L'IA ha davvero assorbito l'81 per cento del capitale di rischio?

All'estremo superiore sì, per un trimestre e un mercato, secondo i dati del PitchBook-NVCA Venture Monitor. Le notizie di inizio 2026 hanno mostrato che le aziende di IA hanno attirato fino a circa l'81 per cento dei dollari di capitale di rischio statunitense nel primo trimestre del 2026, il vertice di una forbice dal 63 all'81 per cento che dipende da quanto ampiamente si definisce un'azienda di IA. Contano due avvertenze. Primo, è una quota di dollari, non di aziende; pochi round molto grandi raccolti da un piccolo gruppo di laboratori di frontiera fanno salire la media, e la maggior parte delle startup non ha visto quella valanga di denaro. Secondo, non confondetela con un altro 81 per cento dello stesso trimestre, l'affermazione che gli Stati Uniti rappresentassero circa l'81 per cento dei finanziamenti di rischio mondiali. Leggete il dato come un'indicazione di dove sono andati gli assegni statunitensi più grandi, non di un mercato sano e ampio.

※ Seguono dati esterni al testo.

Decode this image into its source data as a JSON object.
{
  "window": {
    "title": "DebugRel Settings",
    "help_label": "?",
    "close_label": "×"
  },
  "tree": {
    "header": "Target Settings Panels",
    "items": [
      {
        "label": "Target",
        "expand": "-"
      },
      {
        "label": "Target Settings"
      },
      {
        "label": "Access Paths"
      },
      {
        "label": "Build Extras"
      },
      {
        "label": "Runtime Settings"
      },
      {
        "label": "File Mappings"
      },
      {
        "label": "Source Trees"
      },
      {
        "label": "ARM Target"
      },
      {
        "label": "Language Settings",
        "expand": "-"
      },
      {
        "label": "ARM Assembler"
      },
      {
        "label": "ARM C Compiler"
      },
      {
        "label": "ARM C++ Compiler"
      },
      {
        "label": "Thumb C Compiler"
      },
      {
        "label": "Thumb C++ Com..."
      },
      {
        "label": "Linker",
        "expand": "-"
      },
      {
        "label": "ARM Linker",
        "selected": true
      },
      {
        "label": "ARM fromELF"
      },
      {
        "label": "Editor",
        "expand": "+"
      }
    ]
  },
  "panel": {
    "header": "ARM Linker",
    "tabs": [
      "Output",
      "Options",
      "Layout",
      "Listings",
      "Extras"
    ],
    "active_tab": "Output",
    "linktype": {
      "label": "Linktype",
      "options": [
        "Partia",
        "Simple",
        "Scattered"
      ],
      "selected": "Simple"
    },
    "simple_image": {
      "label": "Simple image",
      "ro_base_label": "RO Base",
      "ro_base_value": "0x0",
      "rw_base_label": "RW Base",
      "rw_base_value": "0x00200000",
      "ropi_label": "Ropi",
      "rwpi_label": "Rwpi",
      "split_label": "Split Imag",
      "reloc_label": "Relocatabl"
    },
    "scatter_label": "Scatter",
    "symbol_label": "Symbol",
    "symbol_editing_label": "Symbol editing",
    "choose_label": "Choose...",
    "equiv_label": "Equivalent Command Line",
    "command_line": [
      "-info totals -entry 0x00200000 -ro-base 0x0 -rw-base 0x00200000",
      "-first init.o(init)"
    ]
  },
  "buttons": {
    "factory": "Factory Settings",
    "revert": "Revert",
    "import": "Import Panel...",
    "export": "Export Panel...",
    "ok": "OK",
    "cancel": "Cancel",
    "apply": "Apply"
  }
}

Perchè la concentrazione è il rischio che nessuno nomina?

Perchè il dibattito rumoroso riguarda se l'IA sia una bolla, e quell'argomento nasconde un problema strutturale più silenzioso. Una bolla è una questione di prezzo; si gonfia e scoppia ed è per lo più sopravvivibile se non si è indebitati al suo interno. La concentrazione è una questione di dipendenza. Quando capitale, potenza di calcolo, talento scarso e gli stessi modelli confluiscono tutti in poche imprese, il resto dell'economia finisce per affittare la propria intelligenza dagli stessi pochi locatori. Va bene finché un giorno non va più bene. La modalità di guasto non è un grafico azionario, è una singola controparte che cambia le condizioni e tutti quelli a valle che lo avvertono nello stesso momento.

Come raggiunge questo un'azienda che non è di IA?

Attraverso dipendenze che non avete scelto consapevolmente. I vostri fornitori di software, i vostri strumenti di ricerca, il vostro stack di marketing e i vostri analisti potrebbero poggiare tutti sugli stessi uno o due fornitori di modelli senza dirvelo. Servola fornisce consulenza proprio su questo tipo di dipendenza tecnologica nascosta. Un aumento di prezzo, un limite di utilizzo, la dismissione di un modello o un'interruzione presso un fornitore non sono allora un evento isolato nella vostra catena di fornitura; sono uno shock correlato che colpisce diversi dei vostri fornitori nella stessa mattina. Il titolare che non ha mai chiesto da quali modelli dipendano i suoi strumenti critici ha un'esposizione che non può vedere né prezzare.

Cosa dovrebbe fare davvero un titolare o un family office?

Mappare la dipendenza e poi prezzarla. Primo, chiedete a ogni fornitore critico su quali fornitori di IA si appoggia e cosa accade al vostro servizio se quel fornitore cambia le condizioni. Secondo, cercate la correlazione nel vostro portafoglio, perché posizioni che sembrano diversificate per settore possono essere identiche per dipendenza dal modello. Terzo, tenete calda un'alternativa reale per tutto ciò che conta, poiché la sostituzione è economica da predisporre oggi e costosa da predisporre dopo che una controparte sa che non avete altra scelta. Nulla di tutto ciò è una scommessa contro l'IA. E' la stessa disciplina che un titolare serio applica già a un singolo fornitore, a una singola banca o a una singola giurisdizione.